In a low-turnout election (and given that this will be held in mid-December, it’s likely to have a low turnout), it will matter if African-American voters go the poll in large numbers to vote for the Democrat, as a means of reacting to Trump’s comments bolstering white supremacists. Granted, by December the way Trump responded to the Charlottesville protests might have faded from view.

What does this have to do with impeachment? It’s the only Senate race this year and thus the only chance the Democrats will have to pick off a seat this year. To tip the balance of power in the Senate, they must flip three seats currently in Republican hands. That means they’ll need the win the Alabama seat this year. Then next year, Democratic challengers will need to defeat Republican incumbents Nevada and Arizona — the only states where they’ll have a fighting chance.


Impeachment of a president is a two-step process. First, the US House must vote to impeach a president.

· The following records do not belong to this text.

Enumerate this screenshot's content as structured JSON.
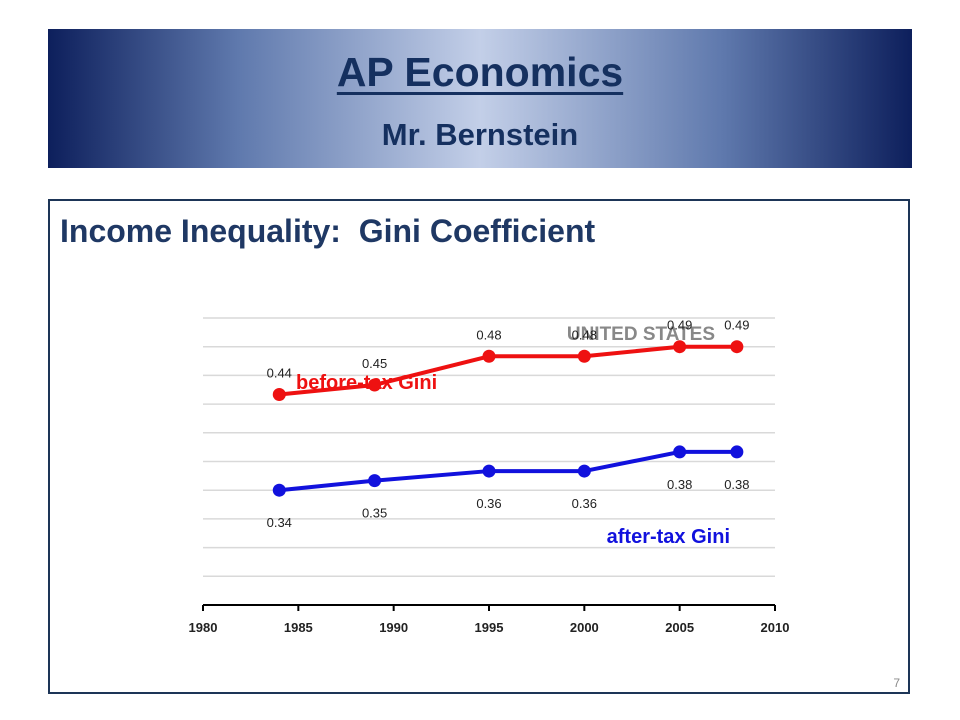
{
  "header": {
    "title": "AP Economics",
    "subtitle": "Mr. Bernstein"
  },
  "slide": {
    "heading": "Income Inequality:  Gini Coefficient",
    "number": "7"
  },
  "colors": {
    "before_tax": "#ee1111",
    "after_tax": "#1111dd",
    "heading": "#1f3864"
  },
  "chart_data": {
    "type": "line",
    "title": "UNITED STATES",
    "xlim": [
      1980,
      2010
    ],
    "x_ticks": [
      "1980",
      "1985",
      "1990",
      "1995",
      "2000",
      "2005",
      "2010"
    ],
    "ylim": [
      0.22,
      0.52
    ],
    "grid": true,
    "series": [
      {
        "name": "before-tax Gini",
        "color": "#ee1111",
        "x": [
          1984,
          1989,
          1995,
          2000,
          2005,
          2008
        ],
        "y": [
          0.44,
          0.45,
          0.48,
          0.48,
          0.49,
          0.49
        ],
        "labels": [
          "0.44",
          "0.45",
          "0.48",
          "0.48",
          "0.49",
          "0.49"
        ]
      },
      {
        "name": "after-tax Gini",
        "color": "#1111dd",
        "x": [
          1984,
          1989,
          1995,
          2000,
          2005,
          2008
        ],
        "y": [
          0.34,
          0.35,
          0.36,
          0.36,
          0.38,
          0.38
        ],
        "labels": [
          "0.34",
          "0.35",
          "0.36",
          "0.36",
          "0.38",
          "0.38"
        ]
      }
    ]
  }
}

Right now, all signs point towards the Democrats regaining a majority in the House. Second, the US Senate must vote to remove the president. A simple majority is all that is required for both votes to succeed, so a win in Alabama is a critical first step.

It is not often that the nation closely follows an election in Alabama. But given the circumstances — and the stakes — it is hard to imagine that this one won’t be fascinating to watch this fall.